Lack of TPM is a deal breaker for many businesses and individual - being able to encrypt a laptop in a way that the HD can't be used if removed from the machine, and can't be booted without verifying biometric data against the TPM signed data means that even with the machine, it's just a brick withou
Re: (Score:3)
The first time around, privacy advocates were concerned that TPM would be used by the big corps to lock in the sofware more efficiently than any dongle, and create a DRM hell. But it didn't, because the vast majority of users aren't interested in paying extra for such a feature. But those who are haven't changed the playing field.
You, my friend, are either blindly naive or an idiot. The article blatantly and clearly states that primary purpose of this is to create DRM hell. The only reason it hasn't so far is that any products that use this are FAR less useful than products that don't use it and thus worth much less to the market. A nice government mandate will eliminate any ability of the market to make choices about such things. This has NOTHING to do with security. It has everything to do with control and the governments and esta
Re: (Score:2)
We will create and use our own internet and if you have one of those chips on your computer, we'll disable your access to it.
And no one will give a damn.
The geek tends to spiral into ever-narrowing circles of influence.
Windows 7 Sins. The Other OS on the PS3. The "Walled Garden" of the iOS. Dead-end protests every one of them
Re: (Score:3)
The UK does not produce anything except some biscuits and cereals (biscuits = cookies).

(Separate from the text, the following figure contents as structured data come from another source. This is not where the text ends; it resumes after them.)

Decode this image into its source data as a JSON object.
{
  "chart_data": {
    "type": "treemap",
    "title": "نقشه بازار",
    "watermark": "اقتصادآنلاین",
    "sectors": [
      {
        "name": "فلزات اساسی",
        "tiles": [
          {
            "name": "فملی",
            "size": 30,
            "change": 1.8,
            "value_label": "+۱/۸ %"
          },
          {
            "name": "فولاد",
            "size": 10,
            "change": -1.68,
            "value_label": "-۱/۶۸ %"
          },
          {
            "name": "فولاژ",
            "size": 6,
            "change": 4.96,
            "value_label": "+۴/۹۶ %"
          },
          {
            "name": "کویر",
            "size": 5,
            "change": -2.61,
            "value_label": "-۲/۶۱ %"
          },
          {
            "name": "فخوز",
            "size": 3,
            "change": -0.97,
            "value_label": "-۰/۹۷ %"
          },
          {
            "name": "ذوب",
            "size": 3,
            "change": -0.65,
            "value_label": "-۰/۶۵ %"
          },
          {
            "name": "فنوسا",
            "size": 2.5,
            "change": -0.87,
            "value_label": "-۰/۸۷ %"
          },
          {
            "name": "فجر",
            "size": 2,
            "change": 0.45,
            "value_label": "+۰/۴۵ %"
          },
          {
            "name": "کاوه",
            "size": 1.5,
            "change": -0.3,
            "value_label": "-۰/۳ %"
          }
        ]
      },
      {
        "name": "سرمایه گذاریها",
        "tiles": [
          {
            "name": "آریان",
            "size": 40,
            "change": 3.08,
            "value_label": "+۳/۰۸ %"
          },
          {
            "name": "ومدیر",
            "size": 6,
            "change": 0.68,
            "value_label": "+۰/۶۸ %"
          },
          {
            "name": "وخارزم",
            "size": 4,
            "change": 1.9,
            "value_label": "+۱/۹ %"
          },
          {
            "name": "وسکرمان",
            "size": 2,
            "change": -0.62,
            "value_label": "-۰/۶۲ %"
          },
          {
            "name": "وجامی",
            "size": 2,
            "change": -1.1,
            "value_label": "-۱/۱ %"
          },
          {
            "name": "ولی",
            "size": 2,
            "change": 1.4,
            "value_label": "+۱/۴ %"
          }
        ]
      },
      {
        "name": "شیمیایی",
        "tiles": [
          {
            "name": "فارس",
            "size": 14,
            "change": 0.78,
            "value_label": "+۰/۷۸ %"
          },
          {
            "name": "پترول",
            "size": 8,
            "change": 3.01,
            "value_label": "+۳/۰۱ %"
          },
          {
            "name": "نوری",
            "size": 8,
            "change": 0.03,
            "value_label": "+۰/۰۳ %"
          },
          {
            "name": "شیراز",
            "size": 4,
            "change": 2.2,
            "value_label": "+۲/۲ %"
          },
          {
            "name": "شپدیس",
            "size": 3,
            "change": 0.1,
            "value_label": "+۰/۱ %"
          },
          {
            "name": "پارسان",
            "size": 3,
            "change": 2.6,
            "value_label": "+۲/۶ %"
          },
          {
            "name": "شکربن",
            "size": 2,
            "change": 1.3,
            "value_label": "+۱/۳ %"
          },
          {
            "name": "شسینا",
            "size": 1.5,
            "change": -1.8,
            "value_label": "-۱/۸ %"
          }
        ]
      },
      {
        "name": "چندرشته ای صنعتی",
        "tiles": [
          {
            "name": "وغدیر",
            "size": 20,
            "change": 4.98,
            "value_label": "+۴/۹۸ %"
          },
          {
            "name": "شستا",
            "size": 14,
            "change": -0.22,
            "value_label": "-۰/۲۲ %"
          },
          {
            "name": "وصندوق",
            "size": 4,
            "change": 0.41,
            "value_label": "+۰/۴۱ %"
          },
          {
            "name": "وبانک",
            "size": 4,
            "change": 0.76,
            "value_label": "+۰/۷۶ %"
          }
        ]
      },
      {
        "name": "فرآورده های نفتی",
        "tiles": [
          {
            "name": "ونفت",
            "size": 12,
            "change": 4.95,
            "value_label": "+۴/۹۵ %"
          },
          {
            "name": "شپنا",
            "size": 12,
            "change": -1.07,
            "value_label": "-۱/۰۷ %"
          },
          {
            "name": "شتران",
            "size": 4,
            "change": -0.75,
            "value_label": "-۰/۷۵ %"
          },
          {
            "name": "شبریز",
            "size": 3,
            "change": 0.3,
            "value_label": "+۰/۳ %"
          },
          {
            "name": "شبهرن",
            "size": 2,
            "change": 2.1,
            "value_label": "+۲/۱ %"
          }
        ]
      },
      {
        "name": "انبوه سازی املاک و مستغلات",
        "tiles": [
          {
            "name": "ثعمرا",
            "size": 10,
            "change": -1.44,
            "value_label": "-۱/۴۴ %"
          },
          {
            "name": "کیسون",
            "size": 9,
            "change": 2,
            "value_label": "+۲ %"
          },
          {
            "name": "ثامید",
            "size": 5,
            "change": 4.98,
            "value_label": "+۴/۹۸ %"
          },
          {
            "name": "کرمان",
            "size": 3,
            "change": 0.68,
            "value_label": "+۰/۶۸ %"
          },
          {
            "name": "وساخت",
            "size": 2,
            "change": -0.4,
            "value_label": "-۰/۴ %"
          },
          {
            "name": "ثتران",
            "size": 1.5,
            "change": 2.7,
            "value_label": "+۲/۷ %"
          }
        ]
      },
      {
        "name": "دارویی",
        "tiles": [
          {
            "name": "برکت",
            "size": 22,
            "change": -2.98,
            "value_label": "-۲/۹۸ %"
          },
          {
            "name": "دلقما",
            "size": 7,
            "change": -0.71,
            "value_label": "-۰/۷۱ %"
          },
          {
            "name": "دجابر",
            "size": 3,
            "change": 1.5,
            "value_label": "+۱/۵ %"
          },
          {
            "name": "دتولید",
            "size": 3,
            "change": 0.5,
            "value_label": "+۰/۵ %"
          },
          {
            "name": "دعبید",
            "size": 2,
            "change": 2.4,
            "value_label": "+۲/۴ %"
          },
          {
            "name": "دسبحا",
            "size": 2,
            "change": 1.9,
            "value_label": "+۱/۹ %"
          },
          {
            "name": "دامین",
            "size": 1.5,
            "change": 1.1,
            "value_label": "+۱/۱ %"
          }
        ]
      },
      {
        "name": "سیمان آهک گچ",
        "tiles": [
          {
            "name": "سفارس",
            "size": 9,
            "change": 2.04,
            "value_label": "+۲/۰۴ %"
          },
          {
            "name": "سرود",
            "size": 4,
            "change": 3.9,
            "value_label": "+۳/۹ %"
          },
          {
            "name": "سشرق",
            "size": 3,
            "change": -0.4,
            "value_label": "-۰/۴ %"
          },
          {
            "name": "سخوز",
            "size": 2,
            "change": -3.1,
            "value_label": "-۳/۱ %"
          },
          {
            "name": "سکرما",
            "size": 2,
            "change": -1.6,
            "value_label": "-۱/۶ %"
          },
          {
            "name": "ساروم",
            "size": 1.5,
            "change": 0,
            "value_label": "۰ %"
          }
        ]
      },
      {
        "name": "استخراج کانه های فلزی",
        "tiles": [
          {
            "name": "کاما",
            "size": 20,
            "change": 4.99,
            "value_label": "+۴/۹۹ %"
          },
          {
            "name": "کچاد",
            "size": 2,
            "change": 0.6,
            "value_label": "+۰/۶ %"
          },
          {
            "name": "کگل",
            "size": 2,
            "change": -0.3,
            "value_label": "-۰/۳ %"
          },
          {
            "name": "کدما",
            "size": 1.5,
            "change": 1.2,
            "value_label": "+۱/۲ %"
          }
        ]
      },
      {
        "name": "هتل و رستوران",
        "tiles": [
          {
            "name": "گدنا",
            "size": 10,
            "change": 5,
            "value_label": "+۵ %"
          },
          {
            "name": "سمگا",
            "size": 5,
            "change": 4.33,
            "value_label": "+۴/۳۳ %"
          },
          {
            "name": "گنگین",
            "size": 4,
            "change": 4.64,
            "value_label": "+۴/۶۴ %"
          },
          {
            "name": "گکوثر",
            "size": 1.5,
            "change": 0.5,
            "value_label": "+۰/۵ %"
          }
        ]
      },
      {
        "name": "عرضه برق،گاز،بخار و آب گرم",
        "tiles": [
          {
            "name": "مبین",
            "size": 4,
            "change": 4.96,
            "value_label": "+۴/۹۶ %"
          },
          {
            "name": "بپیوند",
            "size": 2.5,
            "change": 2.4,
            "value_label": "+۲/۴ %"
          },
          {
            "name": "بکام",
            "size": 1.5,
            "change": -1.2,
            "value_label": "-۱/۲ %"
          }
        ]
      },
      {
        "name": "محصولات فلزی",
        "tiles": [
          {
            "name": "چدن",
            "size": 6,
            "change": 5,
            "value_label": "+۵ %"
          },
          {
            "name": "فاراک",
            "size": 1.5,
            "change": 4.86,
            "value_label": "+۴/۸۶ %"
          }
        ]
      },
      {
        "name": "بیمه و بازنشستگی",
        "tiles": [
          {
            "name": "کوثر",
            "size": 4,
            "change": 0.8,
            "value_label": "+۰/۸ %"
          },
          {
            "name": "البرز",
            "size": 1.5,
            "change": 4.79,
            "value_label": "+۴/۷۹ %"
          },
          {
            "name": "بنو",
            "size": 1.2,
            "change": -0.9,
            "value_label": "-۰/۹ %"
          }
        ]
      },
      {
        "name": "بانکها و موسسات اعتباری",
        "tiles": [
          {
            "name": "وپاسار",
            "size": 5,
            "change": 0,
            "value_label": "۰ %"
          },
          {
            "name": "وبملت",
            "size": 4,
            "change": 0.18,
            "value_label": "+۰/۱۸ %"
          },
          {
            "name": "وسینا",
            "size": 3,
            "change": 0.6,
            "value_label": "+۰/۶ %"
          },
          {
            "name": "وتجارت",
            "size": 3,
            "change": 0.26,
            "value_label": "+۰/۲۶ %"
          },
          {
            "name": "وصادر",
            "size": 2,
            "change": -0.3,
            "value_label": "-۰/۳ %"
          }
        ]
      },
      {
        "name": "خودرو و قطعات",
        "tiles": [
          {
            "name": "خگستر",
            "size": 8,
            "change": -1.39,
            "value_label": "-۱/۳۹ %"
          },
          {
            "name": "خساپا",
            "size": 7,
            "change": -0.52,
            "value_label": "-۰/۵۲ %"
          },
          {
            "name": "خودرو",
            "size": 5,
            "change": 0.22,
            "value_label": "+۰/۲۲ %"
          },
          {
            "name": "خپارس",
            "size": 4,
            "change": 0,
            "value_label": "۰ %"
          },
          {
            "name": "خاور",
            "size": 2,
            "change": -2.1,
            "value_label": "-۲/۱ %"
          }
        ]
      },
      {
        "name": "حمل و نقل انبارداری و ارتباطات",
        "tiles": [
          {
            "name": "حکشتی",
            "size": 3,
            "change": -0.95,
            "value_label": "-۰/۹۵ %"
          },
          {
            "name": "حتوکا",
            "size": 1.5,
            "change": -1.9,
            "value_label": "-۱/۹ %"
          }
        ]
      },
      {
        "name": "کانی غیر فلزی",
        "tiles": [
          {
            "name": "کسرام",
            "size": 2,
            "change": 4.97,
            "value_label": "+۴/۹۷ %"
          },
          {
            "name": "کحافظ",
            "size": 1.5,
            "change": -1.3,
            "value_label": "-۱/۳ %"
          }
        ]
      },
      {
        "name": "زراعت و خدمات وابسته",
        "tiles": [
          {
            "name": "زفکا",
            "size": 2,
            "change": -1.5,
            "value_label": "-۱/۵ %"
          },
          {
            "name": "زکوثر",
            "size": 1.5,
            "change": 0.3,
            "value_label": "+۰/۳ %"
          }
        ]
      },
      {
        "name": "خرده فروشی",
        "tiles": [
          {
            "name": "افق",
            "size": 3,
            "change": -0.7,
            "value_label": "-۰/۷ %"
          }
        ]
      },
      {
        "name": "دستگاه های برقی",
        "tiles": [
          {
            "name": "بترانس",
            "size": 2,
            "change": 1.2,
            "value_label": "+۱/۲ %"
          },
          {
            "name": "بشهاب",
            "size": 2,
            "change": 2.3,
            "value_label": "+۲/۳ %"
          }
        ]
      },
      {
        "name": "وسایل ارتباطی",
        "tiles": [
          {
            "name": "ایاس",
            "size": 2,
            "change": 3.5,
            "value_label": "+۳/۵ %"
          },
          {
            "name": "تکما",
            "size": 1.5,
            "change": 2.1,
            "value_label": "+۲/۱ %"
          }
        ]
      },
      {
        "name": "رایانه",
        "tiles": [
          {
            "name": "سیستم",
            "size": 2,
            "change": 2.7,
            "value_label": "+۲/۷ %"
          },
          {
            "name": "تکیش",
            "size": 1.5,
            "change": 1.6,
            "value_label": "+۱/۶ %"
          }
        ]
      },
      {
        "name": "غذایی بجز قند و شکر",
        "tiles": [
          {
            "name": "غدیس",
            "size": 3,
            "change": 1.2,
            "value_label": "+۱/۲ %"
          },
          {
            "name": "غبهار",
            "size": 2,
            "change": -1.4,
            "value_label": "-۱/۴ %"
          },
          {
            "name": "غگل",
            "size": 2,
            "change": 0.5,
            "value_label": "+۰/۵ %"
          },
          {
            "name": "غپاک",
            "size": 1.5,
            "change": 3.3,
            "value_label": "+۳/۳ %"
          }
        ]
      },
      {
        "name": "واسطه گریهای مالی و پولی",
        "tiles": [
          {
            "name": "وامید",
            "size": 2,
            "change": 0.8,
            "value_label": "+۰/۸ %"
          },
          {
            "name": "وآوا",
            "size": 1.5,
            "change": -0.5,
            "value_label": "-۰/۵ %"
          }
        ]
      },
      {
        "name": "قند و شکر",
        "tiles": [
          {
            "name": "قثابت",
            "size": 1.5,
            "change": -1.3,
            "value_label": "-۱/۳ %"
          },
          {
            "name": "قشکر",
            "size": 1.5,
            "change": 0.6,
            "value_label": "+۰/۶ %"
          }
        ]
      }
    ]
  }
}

They are way down on the list of things we make; our pharmaceutical, engineering, chemical and booze industries are much bigger. Here's a moderately recent list of UK exports. [google.com]
Re: (Score:2)
We have a saying "Count your fingers after you have shaken hands with a Britisher".
Janis Ian once said something similar: "I always check my wallet when leaving a record company executive's office" or words to that effect.